Os cientistas esperavam que o hamster ressuscitasse após a maioria dos países da Europa Ocidental terem proibido a armadilhagem nos anos 80 e 90. Uma fêmea produzia tipicamente três ninhadas de 6 a 12 crias todos os verões, o que significava que os hamsters deveriam ter repovoado rapidamente os campos. Mas o seu número continuou a cair. Em 2001, havia apenas 1.167 tocas de hamsters na Alsácia. Em 2012, havia 206,
Não desde que o pombo de passageiros, talvez, tivesse um animal abundante desaparecido tão rapidamente como os hamsters. A agricultura intensiva estava a tornar as zonas rurais cada vez mais inóspitas para a vida selvagem. Algo estava a causar um declínio generalizado dos hamsters: os biólogos de campo contavam cada vez menos hamsters a sair das suas tocas de hibernação todos os anos. A espécie não pode sobreviver sem se reproduzir rapidamente, uma vez que a maioria dos hamsters vive apenas um ou dois anos antes de cair nas presas de uma raposa, doninha ou ave de rapina. “É como se o trabalho de um hamster fosse ser comido”, diz Peer Cyriacks, um biólogo ambiental da Fundação Alemã para a Vida Selvagem.
Em 2008, a Comissão Europeia emitiu um aviso severo. “Quando um mamífero europeu como o grande hamster se aproxima da extinção, a natureza está a enviar uma mensagem”, disse o comissário do ambiente da UE num comunicado de imprensa. “Estamos a começar a danificar os nossos ecossistemas para além do ponto de reparação”. A França deve ter em conta este aviso e implementar a nossa legislação de protecção da natureza o mais rapidamente possível”

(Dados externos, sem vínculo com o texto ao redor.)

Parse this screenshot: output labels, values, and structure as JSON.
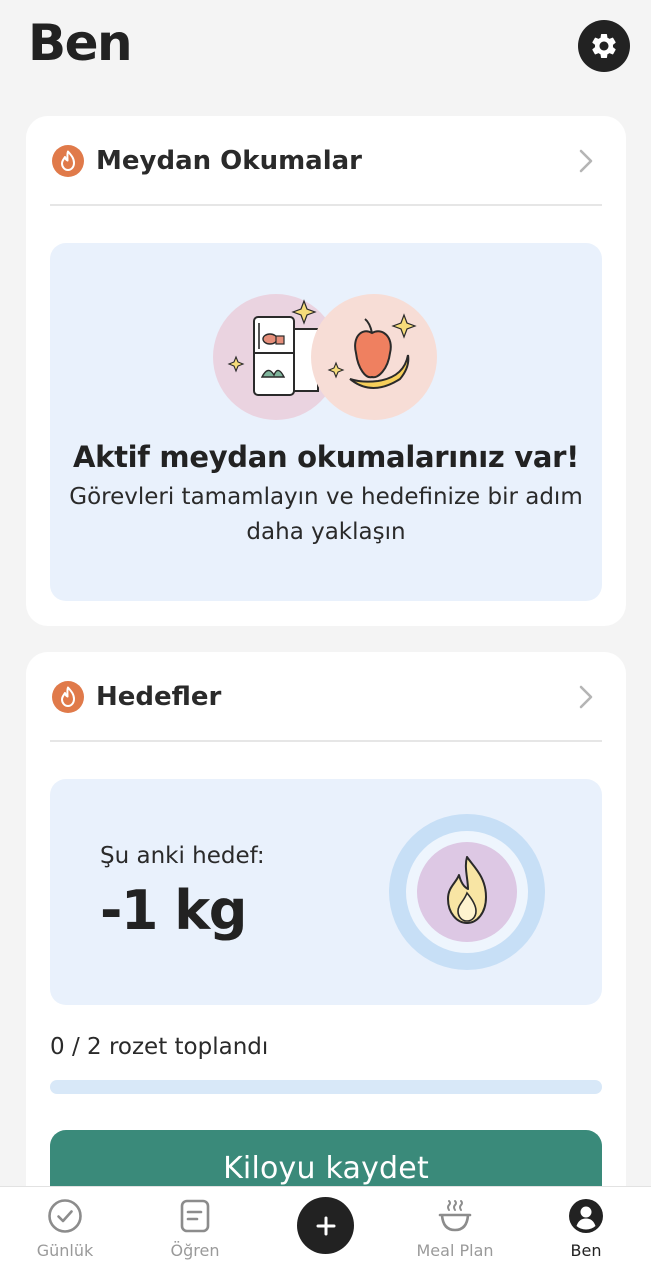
{
  "header": {
    "title": "Ben"
  },
  "challenges_card": {
    "title": "Meydan Okumalar",
    "heading": "Aktif meydan okumalarınız var!",
    "subtitle": "Görevleri tamamlayın ve hedefinize bir adım daha yaklaşın"
  },
  "goals_card": {
    "title": "Hedefler",
    "current_goal_label": "Şu anki hedef:",
    "current_goal_value": "-1 kg",
    "badges_text": "0 / 2 rozet toplandı",
    "badges_collected": 0,
    "badges_total": 2,
    "button_label": "Kiloyu kaydet"
  },
  "tabbar": {
    "items": [
      {
        "label": "Günlük",
        "icon": "check-circle-icon"
      },
      {
        "label": "Öğren",
        "icon": "document-icon"
      },
      {
        "label": "",
        "icon": "plus-icon"
      },
      {
        "label": "Meal Plan",
        "icon": "bowl-icon"
      },
      {
        "label": "Ben",
        "icon": "profile-icon"
      }
    ]
  },
  "colors": {
    "accent": "#3a8a7a",
    "flame": "#e07a4a",
    "panel": "#e9f1fc"
  }
}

Três anos depois, o Tribunal de Justiça Europeu ameaçou a França com uma multa de até $24,6 milhões se não conseguisse proteger melhor os hamsters. (Alemanha, Holanda e países da Europa de Leste também tinham populações de hamsters em declínio, mas a França foi destacada porque um cidadão preocupado na Alsácia apresentou uma queixa). A maioria dos biólogos concordou que o problema tinha a ver com as práticas agrícolas modernas. “Deve ter havido algo a acontecer nos anos 70 e 80”, diz Tobias Reiners, biólogo do Museu de História Natural em Frankfurt. “É provavelmente a Revolução Verde”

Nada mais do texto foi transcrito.